Sri Lanka’s new electricity law, certified by Speaker of Parliament Dr. Jagath Wickramaratne on August 18, officially came into force this week, signaling a major shift in the country’s energy policy framework. The Sri Lanka Electricity (Amendment) Act, No. 14 of 2025, aims to guarantee a more reliable and affordable power supply while promoting renewable energy development and reducing greenhouse gas emissions.
The Act replaces the National Electricity Advisory Council with a National Electricity Policy that aligns with the broader National Policy on Energy. It also renames the “Wholesale Electricity Market” as the “National Electricity Market,” marking a structural transformation in how electricity will be traded, priced, and regulated in the future.

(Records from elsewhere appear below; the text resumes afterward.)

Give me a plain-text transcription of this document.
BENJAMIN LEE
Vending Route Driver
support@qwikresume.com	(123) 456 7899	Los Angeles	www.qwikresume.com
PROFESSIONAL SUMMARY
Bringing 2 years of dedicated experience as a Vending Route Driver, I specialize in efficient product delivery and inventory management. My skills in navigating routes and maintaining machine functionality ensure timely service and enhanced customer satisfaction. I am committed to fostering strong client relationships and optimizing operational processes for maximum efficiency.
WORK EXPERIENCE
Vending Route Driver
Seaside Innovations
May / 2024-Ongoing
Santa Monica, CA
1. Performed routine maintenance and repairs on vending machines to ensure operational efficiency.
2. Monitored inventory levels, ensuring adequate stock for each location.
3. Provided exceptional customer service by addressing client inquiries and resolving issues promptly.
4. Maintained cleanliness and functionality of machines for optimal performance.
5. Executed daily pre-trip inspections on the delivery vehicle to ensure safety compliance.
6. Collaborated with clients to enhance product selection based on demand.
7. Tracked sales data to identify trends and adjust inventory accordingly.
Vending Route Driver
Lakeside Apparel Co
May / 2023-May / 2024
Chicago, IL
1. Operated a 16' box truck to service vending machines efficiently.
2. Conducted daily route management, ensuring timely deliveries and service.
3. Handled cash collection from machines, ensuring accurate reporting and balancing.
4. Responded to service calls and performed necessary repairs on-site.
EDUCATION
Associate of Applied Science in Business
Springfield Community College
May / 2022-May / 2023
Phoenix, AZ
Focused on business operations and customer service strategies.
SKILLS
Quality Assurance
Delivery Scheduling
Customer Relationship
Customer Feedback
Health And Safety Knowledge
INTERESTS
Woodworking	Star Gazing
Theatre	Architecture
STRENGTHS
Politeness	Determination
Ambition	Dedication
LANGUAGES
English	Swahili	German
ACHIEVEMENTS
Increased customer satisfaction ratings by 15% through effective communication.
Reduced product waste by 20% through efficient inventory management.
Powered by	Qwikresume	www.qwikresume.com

This legislation supersedes the 2024 electricity law, which was tied to a package of International Monetary Fund (IMF)–backed reforms. Under IMF conditionalities, the government has pledged to restructure state-owned enterprises, including the heavily indebted Ceylon Electricity Board (CEB). The new Act lays the groundwork for unbundling CEB operations into separate entities for generation, transmission, and distribution. It also opens the door to greater private sector participation, both local and foreign, in key areas of electricity production and delivery.
Supporters argue that the Act introduces much-needed efficiency and accountability to a sector plagued by losses and chronic mismanagement. The unbundling of services is expected to make costs more transparent while improving competition and service quality. Provisions for renewable energy investments are also seen as critical to meeting Sri Lanka’s climate commitments and reducing dependence on expensive fuel imports. By creating a clearer policy framework, the government hopes to attract long-term investment and stabilize electricity tariffs for consumers.
However, the law has not escaped controversy. In its draft stage, both the private sector and the Public Utilities Commission of Sri Lanka raised concerns about ambiguities and possible governance loopholes. In June, the Supreme Court ruled that several provisions were unconstitutional. For instance, Clause 13(1)(c), which touched on the restructuring of employee rights, was deemed to violate the sovereignty of the people and required approval through both a two-thirds majority in Parliament and a national referendum unless amended. Other clauses were flagged for being vague or inconsistent with employment protections guaranteed under the Constitution.
Critics also fear that privatization could eventually lead to higher costs for consumers if safeguards are not properly enforced. Labor unions have warned of job insecurity during the unbundling process, while some analysts caution that excessive reliance on private investment may reduce the state’s ability to control strategic infrastructure.
The government insists that the new law is a necessary step to modernize Sri Lanka’s power sector, attract capital, and ensure long-term energy security. Yet its success will depend heavily on implementation, regulatory oversight, and balancing the competing interests of consumers, employees, and investors.